Fast-growing demand for vegan and vegetarian products has helped lift sales at food packing business Hilton Food.

The company processes, packs and distributes meat, fish and other protein products to UK and international supermarkets, including Tesco.

It raked in revenues to £3.3billion last year, an increase of 22 per cent compared to 2020, with two-thirds of it coming from outside the UK.

In demand: Hilton is cashing in on soaring demand for meatless protein foods

In demand: Hilton is cashing in on soaring demand for meatless protein foods 

This growth was the result of strong performance across all protein products, with vegan and vegetarian food volumes jumping 26 per cent in just two years.

The quantity of meat and fish sold rose by half of that – or 13 per cent – while premium ready-made meals sales volumes jumped by 36 per cent since 2019.

But pre-tax profit fell 12 per cent to £47.4million due to £8.2million exceptional costs relating to its recent acquisitions and a fire which destroyed its Belgian factory. Adjusted pre-tax profit actually rose 13 per cent to £67.2million.

The upbeat performance comes as Hilton pushed ahead with acquisitions to expand both its meat and non-meat business in 2021.

In October last year, it bought the remaining 50 per cent of Dalco, a producer of vegetarian and vegan proteins based in the Netherlands. 

It also acquired Fairfax Meadow Europe, a London-based catering butcher, and Foppen, a Dutch salmon producer that gave it access to the US market for the first time.

Despite continued disruption to global supply chains and rising inflation, Hilton remained upbeat and said it was continuing to look at other possible acquisitions.

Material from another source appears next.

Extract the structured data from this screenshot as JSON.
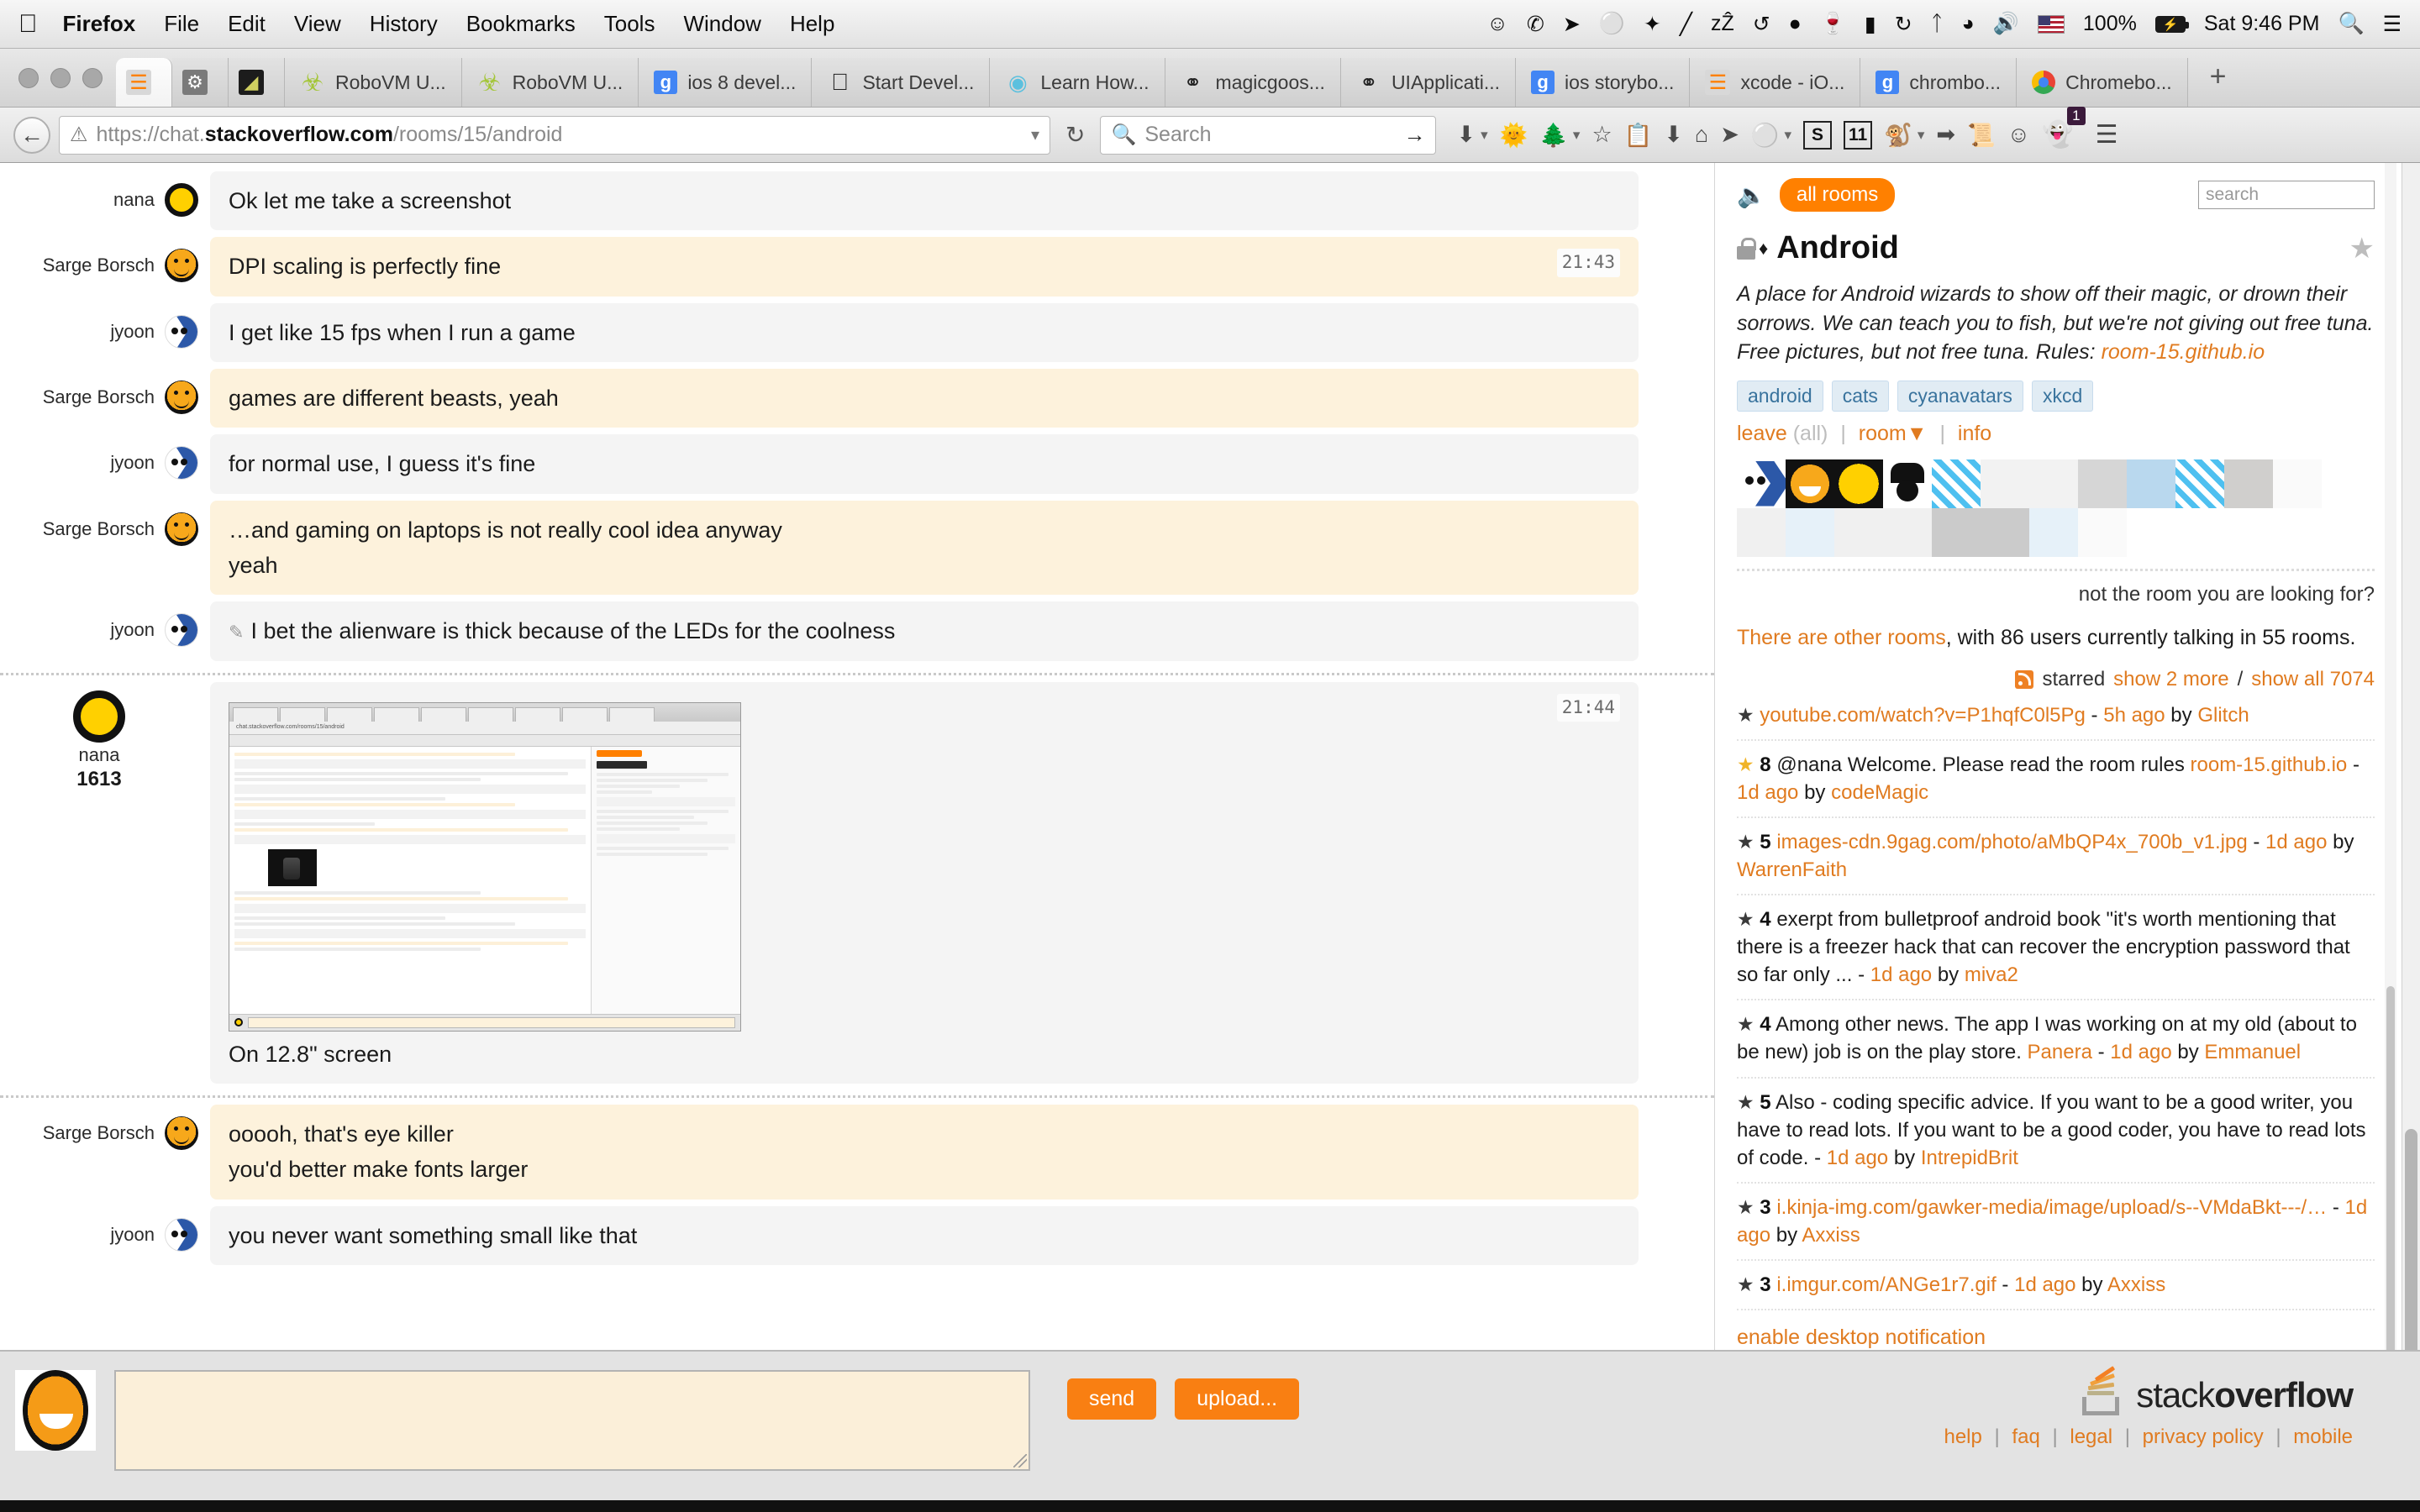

‘We continue to explore opportunities with existing and new customers for further expansion in our domestic and overseas markets,’ the group said.

Hilton now makes more than two-thirds of its revenue, and three-quarters of its volume, outside of the UK.

Its international reach leaves it well placed to ‘create long-term sustainable value’ despite persisting ‘market headwinds’, according to the company’s boss, Philip Heffer.  

‘We want to offer all the proteins people want to put on their plates, in home and out of home, not just in Europe and Asia, but in North America too,’ he said. 

‘The acquisitions we have made over the past year will accelerate this.’ 

In line with this optimism, the board declared a final dividend of 21.5p, taking the total dividend for 2021 to 29.7p.

Hilton bought a Dutch salmon producer that gave it access to the US market for the first time

Hilton bought a Dutch salmon producer that gave it access to the US market for the first time

Despite the upbeat results, Hilton Food shares fell 3.3 per cent to £11.82 in afternoon trading. 

Sara Welford, director at Edison Group, commented: ‘With a diversified product portfolio, and a recent growth in revenue from outside the UK, the group is in a good position to achieve sustainable levels of growth going forward. 

‘However, with retail markets still fragile and an increase in packaging and shipment costs, Hilton Foods still faces a challenging year ahead.’

Alongside the results, the company announced that its finance boss, Nigel Majewski, is to stand down after 15 years in the job. 

Majewski will stay in the company, but will take up the role as Director of Investor Relations and Strategic Development.